Nothing Is Quite Forgotten In Brooklyn
Harper, Sep 2008, $14.95
In 1989 fortyish Constance "Con" Tepper leaves her Philadelphia home to stay in her septuagenarian mom’s Brooklyn apartment to watch the cat while Gertrude visits her friend Marlene in Rochester. Con has always wondered about the friendship between the two women that apparently dates back to WW II when she persuaded Gert to invest in a black market scheme run by her mobster boyfriend. In Brooklyn, Con is angry and jealous of her teen daughter Joanna who is accompanying her dad Jerry on a historical visit to Fort Ticonderoga; Jerry has never invited her on one of his history tours in spite of their years of marriage. The real shocker is when Marlene callas to inform her Gert died and that she, not the deceased daughters, is executor of the estate.
In 2003, a divorced Con lives in Brooklyn where she practices law. With Marlene, Jerry, Joanna and a friend coming at the same time to Brooklyn, Con looks back to 1989. However, it is Joanna who confronts Marlene over discrepancies in the account of Gert’s death and the legal aftermath.

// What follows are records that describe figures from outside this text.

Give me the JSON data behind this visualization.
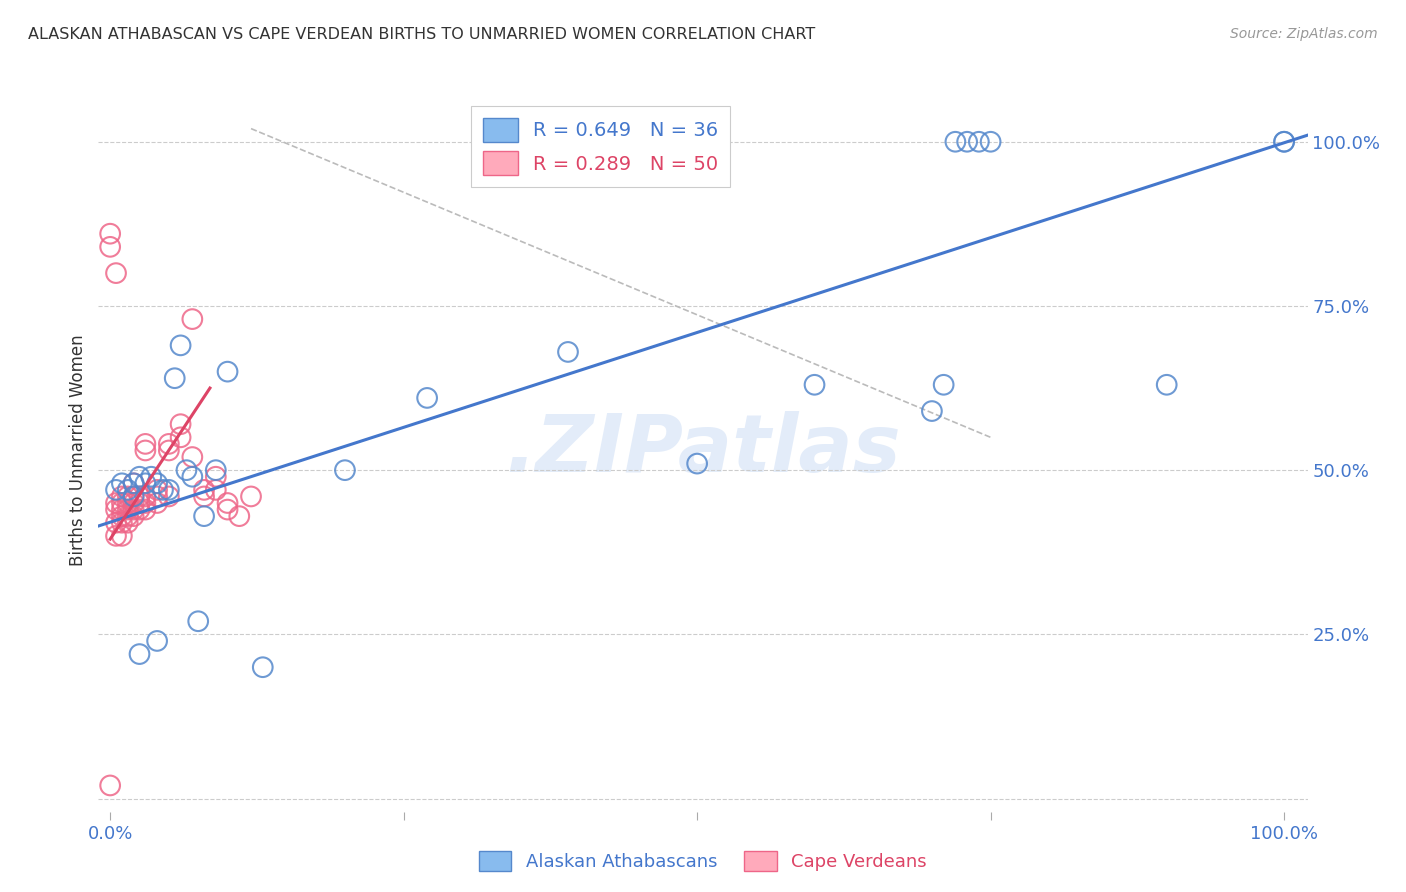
{
  "title": "ALASKAN ATHABASCAN VS CAPE VERDEAN BIRTHS TO UNMARRIED WOMEN CORRELATION CHART",
  "source": "Source: ZipAtlas.com",
  "ylabel": "Births to Unmarried Women",
  "legend_blue_r": "R = 0.649",
  "legend_blue_n": "N = 36",
  "legend_pink_r": "R = 0.289",
  "legend_pink_n": "N = 50",
  "watermark": ".ZIPatlas",
  "blue_color": "#88BBEE",
  "pink_color": "#FFAABB",
  "blue_edge_color": "#5588CC",
  "pink_edge_color": "#EE6688",
  "blue_line_color": "#4477CC",
  "pink_line_color": "#DD4466",
  "diag_line_color": "#BBBBBB",
  "grid_color": "#CCCCCC",
  "title_color": "#333333",
  "source_color": "#999999",
  "axis_label_color": "#4477CC",
  "blue_scatter_x": [
    0.005,
    0.01,
    0.015,
    0.02,
    0.02,
    0.025,
    0.025,
    0.03,
    0.035,
    0.04,
    0.04,
    0.045,
    0.05,
    0.055,
    0.06,
    0.065,
    0.07,
    0.075,
    0.08,
    0.09,
    0.1,
    0.13,
    0.2,
    0.27,
    0.39,
    0.5,
    0.6,
    0.7,
    0.71,
    0.72,
    0.73,
    0.74,
    0.75,
    0.9,
    1.0,
    1.0
  ],
  "blue_scatter_y": [
    0.47,
    0.48,
    0.47,
    0.46,
    0.48,
    0.49,
    0.22,
    0.48,
    0.49,
    0.48,
    0.24,
    0.47,
    0.47,
    0.64,
    0.69,
    0.5,
    0.49,
    0.27,
    0.43,
    0.5,
    0.65,
    0.2,
    0.5,
    0.61,
    0.68,
    0.51,
    0.63,
    0.59,
    0.63,
    1.0,
    1.0,
    1.0,
    1.0,
    0.63,
    1.0,
    1.0
  ],
  "pink_scatter_x": [
    0.0,
    0.0,
    0.0,
    0.005,
    0.005,
    0.005,
    0.01,
    0.01,
    0.01,
    0.01,
    0.01,
    0.01,
    0.015,
    0.015,
    0.015,
    0.015,
    0.015,
    0.02,
    0.02,
    0.02,
    0.02,
    0.02,
    0.025,
    0.025,
    0.025,
    0.03,
    0.03,
    0.03,
    0.03,
    0.04,
    0.04,
    0.04,
    0.05,
    0.05,
    0.05,
    0.06,
    0.06,
    0.07,
    0.07,
    0.08,
    0.08,
    0.09,
    0.09,
    0.1,
    0.1,
    0.11,
    0.12,
    0.005,
    0.005,
    0.03
  ],
  "pink_scatter_y": [
    0.84,
    0.86,
    0.02,
    0.42,
    0.44,
    0.45,
    0.4,
    0.42,
    0.43,
    0.44,
    0.45,
    0.46,
    0.42,
    0.43,
    0.44,
    0.45,
    0.46,
    0.43,
    0.44,
    0.45,
    0.46,
    0.48,
    0.44,
    0.45,
    0.46,
    0.44,
    0.45,
    0.46,
    0.53,
    0.45,
    0.46,
    0.47,
    0.46,
    0.53,
    0.54,
    0.55,
    0.57,
    0.52,
    0.73,
    0.46,
    0.47,
    0.47,
    0.49,
    0.44,
    0.45,
    0.43,
    0.46,
    0.4,
    0.8,
    0.54
  ],
  "xlim": [
    -0.01,
    1.02
  ],
  "ylim": [
    -0.02,
    1.08
  ],
  "blue_line_x": [
    -0.01,
    1.02
  ],
  "blue_line_y": [
    0.415,
    1.01
  ],
  "pink_line_x": [
    0.0,
    0.085
  ],
  "pink_line_y": [
    0.395,
    0.625
  ],
  "diag_line_x": [
    0.12,
    0.75
  ],
  "diag_line_y": [
    1.02,
    0.55
  ],
  "ytick_positions": [
    0.0,
    0.25,
    0.5,
    0.75,
    1.0
  ],
  "ytick_labels": [
    "",
    "25.0%",
    "50.0%",
    "75.0%",
    "100.0%"
  ],
  "xtick_positions": [
    0.0,
    0.25,
    0.5,
    0.75,
    1.0
  ],
  "xtick_labels": [
    "0.0%",
    "",
    "",
    "",
    "100.0%"
  ]
}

Told in two interrelated novellas, this is an intriguing character study although there are too many subplots; some not fully developed. Each key protagonist is developed enough so that the audience sees their motivations and flaws. Fans will enjoy this look at the past as Joanna insures NOTHING IS QUITE FORGOTTEN IN BROOKLYN even when it occurred six decades ago.